Adit senang bukan main ketika Ia mendengar kabar bahwa teman masa kecilnya itu akan kembali menghuni rumah lamanya, Ia semakin senang ketika tahu bahwa Bila akan masuk ke Perguruan Tinggi yang sama dengannya. Mungkin orang tua Bila tak ingin anaknya jauh, karena itulah Ia dimasukan ke Perguruan Tinggi terdekat. Sebuah pemikiran yang sama dengan orang tua Adit yang tak ingin anak semata wayangnya berada jauh dari rumah.
Mata Adit pun berbinar-binar ketika pertama kali melihat sosok Bila setelah 3 tahun berpisah, Bila tumbuh menjadi remaja yang sangat cantik dan rupawan.
。。。。。。。。。。。。。。。。。。。。。。。。。。。
"Yaudah, Aku masuk kelas dulu yah," ujar Bila yang tengah memegangi handle pintu berniat akan masuk ke dalam kelas.
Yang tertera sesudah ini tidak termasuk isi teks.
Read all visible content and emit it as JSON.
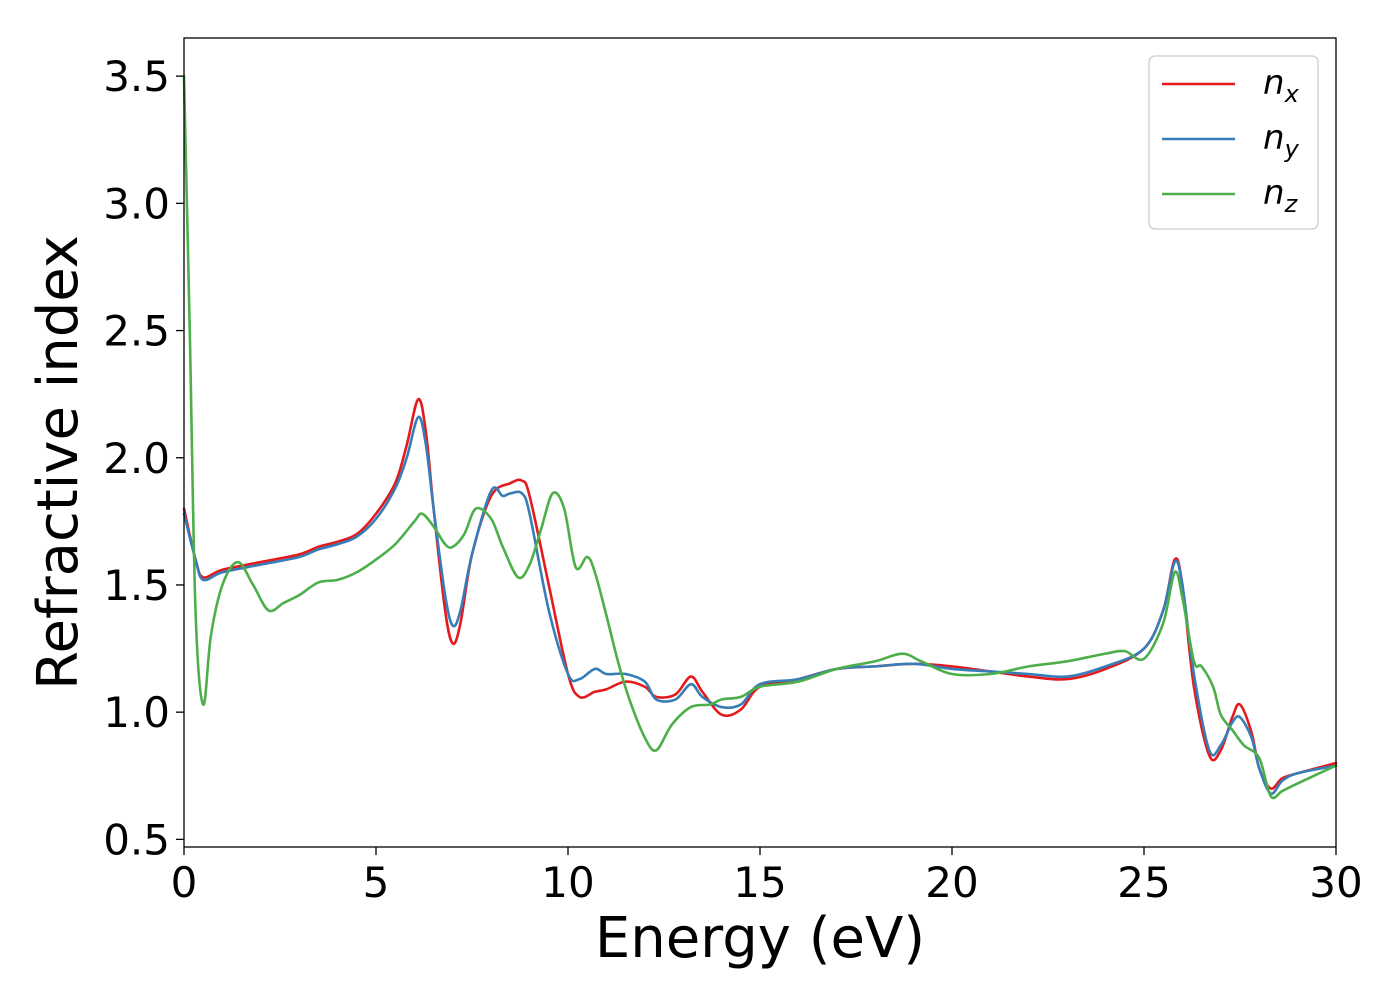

"Eh, tunggu Bil" ucap Adit, menghentikan pergerakan Bila yang tadi sudah hendak membuka pintu kelas.
“Iya, kenapa Dit?"
"Aku minjem catatan matkul sosiologi kamu dong, kamu kan udah matkulnya kemarin," sebetulnya Adit bisa saja meminjam catatan ke orang lain atau tidak perlu meminjam catatan sama sekali untuk matkul yang Ia anggap membosankan itu. Adit bukanlah tipe orang yang gemar mencatat saat pelajaran, bahkan buku bindernya pun nyaris bersih tak tergores meskipun Ia sudah berada di semester ke-2 nya. Hal itu Adit lakukan hanya agar Ia dapat mengembalikan buku catatannya kepada Bila setelah perkuliahan selesai, dengan begitu Ia dapat sekalian mengajak Bila untuk makan siang bersama. Rencana ini sudah Adit pikirkan ketika dalam perjalanan menuju kampus. Sebuah strategi yang cerdik untuk dapat akrab kembali dengan teman masa kecilnya itu. Wajar saja, semenjak masuk ke Perguruan Tinggi mereka tidak seakrab dulu. Bila lebih akrab dengan Sita yang sekelas dengannya.
“Oh, boleh. Tunggu ya..." Bila melepaskan tangannya dari handle pintu dan segera membuka tas miliknya.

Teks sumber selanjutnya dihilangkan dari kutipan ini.